Photo: “Election 2018 in Hungary. Taken on the 8th of April, 2018, around 23.35. Bálna, Budapest. Orbán Viktor announcing the victory of the FIDESZ party.“, by Elekes Andor licensed under CC-BY-SA-4.0. Hue modified from the original.
Linnamäki, Katinka. “Not in Front of the Child: Illiberal Familism and the Hungarian Anti‐LGBTQ+ “Child Protective Law”.” Politics and Governance 10, no. 4 (2022): 16-25.
Research on familialism in Europe usually focuses on family policies, pointing out how female reproductive and work rights are often contrasted with the interest of the family, as shown by the individualism vs. familism understanding of familism (familialism). Here, however, I focus on another understanding of familism that sees the family as the model for other social institutions. This novel angle on the European context enables research on a scarcely researched aspect: how familism is used to render non‐heterosexual rights illegitimate.

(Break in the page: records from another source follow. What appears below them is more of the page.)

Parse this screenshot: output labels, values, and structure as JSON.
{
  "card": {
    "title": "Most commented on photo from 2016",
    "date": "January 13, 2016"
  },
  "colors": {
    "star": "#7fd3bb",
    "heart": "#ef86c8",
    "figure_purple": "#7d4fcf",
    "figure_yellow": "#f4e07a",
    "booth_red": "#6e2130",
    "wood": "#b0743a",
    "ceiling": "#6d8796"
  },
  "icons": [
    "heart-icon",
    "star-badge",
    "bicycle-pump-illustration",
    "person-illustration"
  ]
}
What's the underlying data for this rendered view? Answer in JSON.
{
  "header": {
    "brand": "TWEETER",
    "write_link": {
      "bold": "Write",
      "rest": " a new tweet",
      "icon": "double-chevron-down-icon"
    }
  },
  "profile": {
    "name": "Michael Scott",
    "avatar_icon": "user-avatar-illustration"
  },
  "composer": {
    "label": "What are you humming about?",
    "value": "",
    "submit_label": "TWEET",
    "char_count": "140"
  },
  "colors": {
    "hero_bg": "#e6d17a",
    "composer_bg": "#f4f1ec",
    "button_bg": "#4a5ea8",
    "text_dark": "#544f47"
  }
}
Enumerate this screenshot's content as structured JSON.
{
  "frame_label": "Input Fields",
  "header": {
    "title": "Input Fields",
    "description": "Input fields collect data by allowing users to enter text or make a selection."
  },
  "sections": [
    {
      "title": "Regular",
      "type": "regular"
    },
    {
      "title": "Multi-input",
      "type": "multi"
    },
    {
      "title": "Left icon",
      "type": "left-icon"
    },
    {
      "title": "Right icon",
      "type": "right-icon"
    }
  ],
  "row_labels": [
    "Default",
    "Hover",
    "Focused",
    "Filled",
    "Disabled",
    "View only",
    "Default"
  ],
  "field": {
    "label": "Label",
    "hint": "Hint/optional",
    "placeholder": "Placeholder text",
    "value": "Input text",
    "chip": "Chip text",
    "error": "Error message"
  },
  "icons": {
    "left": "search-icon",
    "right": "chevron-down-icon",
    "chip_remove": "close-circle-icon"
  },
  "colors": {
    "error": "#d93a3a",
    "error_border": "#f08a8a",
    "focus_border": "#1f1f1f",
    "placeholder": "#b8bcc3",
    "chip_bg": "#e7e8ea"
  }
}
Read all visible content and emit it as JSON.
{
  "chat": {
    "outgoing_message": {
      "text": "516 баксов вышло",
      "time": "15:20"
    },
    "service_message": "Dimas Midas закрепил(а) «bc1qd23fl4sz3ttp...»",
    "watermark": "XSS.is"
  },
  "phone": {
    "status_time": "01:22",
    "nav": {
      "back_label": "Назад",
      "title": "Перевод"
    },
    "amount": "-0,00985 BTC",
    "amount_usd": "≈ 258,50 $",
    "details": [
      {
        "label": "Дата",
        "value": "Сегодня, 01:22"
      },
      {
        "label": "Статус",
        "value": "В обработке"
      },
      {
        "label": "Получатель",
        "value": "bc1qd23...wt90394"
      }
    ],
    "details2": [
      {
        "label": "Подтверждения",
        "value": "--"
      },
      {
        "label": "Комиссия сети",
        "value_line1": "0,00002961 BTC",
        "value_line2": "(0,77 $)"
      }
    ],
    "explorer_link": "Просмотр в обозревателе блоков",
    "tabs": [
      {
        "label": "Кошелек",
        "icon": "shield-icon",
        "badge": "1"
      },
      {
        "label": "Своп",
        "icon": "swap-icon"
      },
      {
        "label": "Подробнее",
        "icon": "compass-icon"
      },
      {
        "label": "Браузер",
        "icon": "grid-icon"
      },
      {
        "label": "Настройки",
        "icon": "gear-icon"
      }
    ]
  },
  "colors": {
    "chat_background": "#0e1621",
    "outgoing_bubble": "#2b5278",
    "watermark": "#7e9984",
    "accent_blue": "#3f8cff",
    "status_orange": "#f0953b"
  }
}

Turning to Ernesto Laclau and Chantal Mouffe’s rhetorical understanding of politics, I show how the rhetorical use of the family legitimizes anti‐LGBTQ+ sentiments. I focus on the Hungarian “Child Protective Law,” passed by the illiberal Fidesz‐KDNP government in 2021. The content analysis of the material shows how the Hungarian government’s aspiration to protect children, both as crucial members of heterosexual nuclear families as well as symbols of the illiberalist future of the country, legitimizes anti‐LGBTQ+ stances. This happens, first, through a discursive link between LGBTQ+ people and child abuse. Second, it occurs through the government´s familistic ideal of the Christian heterosexual family, which also constitutes its antagonistic frontier as the LGBTQ+ community. I argue for a new articulation of the illiberal “us” and its liberal frontier, where the ideal family, and in particular heterosexuality, function as a means of exclusion. This article contributes to existing literature on gender and illiberalism as well as to current discussions on the limits of the theoretical concepts of familism.